Year 2021 could be a volatile year, Mega First Corp Bhd's steady and resilient earnings from the 260MW Don Sahong hydropower project could be a shelter.
It is noteworthy that besides resilient earnings, Mega First is also a company to look out for renewable energy theme play as policymakers globally are stepping up efforts to meet ambitious climate targets.
Maybank IB analyst Tan Chi Wei wrote, in its 2021 strategy report, that Mega First appears undervalued.
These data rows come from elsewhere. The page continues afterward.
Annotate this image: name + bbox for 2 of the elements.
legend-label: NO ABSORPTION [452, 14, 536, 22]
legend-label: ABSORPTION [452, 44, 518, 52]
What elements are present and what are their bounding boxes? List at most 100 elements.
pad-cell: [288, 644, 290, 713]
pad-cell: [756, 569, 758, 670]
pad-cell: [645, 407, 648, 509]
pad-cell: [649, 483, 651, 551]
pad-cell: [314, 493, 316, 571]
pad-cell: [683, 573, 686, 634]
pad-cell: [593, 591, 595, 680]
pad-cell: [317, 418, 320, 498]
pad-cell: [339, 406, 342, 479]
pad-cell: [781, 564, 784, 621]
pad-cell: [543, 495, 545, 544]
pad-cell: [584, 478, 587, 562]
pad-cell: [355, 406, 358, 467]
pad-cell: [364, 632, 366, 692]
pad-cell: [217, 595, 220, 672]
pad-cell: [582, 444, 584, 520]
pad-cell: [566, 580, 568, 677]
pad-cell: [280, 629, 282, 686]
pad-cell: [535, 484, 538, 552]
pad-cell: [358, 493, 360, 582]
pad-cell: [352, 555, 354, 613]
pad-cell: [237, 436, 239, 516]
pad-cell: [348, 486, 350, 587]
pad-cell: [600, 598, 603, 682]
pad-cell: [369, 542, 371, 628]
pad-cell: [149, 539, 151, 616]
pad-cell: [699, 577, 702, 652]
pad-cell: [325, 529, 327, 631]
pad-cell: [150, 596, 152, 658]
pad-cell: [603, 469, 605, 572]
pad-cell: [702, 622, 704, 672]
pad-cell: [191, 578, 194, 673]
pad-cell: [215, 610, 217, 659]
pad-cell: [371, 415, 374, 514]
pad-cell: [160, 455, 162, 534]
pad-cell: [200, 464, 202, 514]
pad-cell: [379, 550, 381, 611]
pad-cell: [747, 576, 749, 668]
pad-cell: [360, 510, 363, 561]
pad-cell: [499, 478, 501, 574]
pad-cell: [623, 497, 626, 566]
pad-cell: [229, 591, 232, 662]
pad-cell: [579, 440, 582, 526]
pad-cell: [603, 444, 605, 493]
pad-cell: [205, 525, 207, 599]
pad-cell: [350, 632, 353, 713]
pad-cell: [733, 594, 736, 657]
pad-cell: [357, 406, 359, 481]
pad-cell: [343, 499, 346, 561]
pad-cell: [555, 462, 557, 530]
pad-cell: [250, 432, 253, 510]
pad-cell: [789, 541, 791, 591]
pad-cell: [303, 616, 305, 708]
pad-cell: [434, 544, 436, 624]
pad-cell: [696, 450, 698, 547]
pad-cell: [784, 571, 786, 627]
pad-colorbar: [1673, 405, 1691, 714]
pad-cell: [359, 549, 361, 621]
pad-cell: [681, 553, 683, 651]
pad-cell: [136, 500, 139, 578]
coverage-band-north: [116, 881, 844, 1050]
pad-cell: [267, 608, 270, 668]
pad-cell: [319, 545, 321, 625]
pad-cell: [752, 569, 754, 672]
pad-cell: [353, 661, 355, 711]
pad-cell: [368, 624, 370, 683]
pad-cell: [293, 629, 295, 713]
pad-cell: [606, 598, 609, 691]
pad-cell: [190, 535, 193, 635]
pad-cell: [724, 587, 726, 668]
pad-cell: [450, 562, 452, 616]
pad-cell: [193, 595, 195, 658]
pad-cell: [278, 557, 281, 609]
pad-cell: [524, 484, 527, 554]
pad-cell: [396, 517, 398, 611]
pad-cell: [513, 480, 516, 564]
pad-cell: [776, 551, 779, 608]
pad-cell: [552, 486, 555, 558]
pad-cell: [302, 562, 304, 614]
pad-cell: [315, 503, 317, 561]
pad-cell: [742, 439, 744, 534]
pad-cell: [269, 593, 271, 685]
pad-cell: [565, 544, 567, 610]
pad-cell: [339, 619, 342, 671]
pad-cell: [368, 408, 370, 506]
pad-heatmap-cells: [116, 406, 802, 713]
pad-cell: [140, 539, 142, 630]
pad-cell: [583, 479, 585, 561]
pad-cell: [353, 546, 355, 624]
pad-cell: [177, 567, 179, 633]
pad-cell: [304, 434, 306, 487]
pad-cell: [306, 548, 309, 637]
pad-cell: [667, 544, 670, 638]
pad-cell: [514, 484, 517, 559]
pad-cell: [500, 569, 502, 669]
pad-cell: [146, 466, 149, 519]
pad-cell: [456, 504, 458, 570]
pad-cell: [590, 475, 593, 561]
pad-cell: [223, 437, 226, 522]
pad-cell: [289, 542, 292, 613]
From an 18.9 times P/E in 2019, this counter is expected to have a P/E of 9.8 times in 2021.
"Backed by Don Sahong's strong cash flow, Mega First has the means to pursue new growth opportunities and/or increase cash distribution to shareholders," he added.
For net profit, Tan is projecting its net profit to be at RM323 million in the financial year ended Dec 31, 2020 (FY20) and RM340.1 million in FY21, compared with RM152 million in FY19.
The forecast big leap in earnings is due to the hydropower project, which is expected to generate annual net profit attributable to shareholders of between US$60 million and US$70 million during its 25-year concession period starting from FY20.
According to Bloomberg data, with a consensus target price of RM8.31, this implies a 20% upside from its closing of RM6.90. All three research houses covering this counter have "buy" calls.
Another alternative for renewable energy play could be KPower Bhd, which is one of the top picks of RHB IB and AmInvestment Bank Bhd.
RHB IB said KPower is firmly on its growth trajectory and is expected to double its order book size by end-FY21. "The stock, in our view, could undergo a further rerating, if KPower can penetrate the solar industry, which generally fetches premium valuations," said the research firm.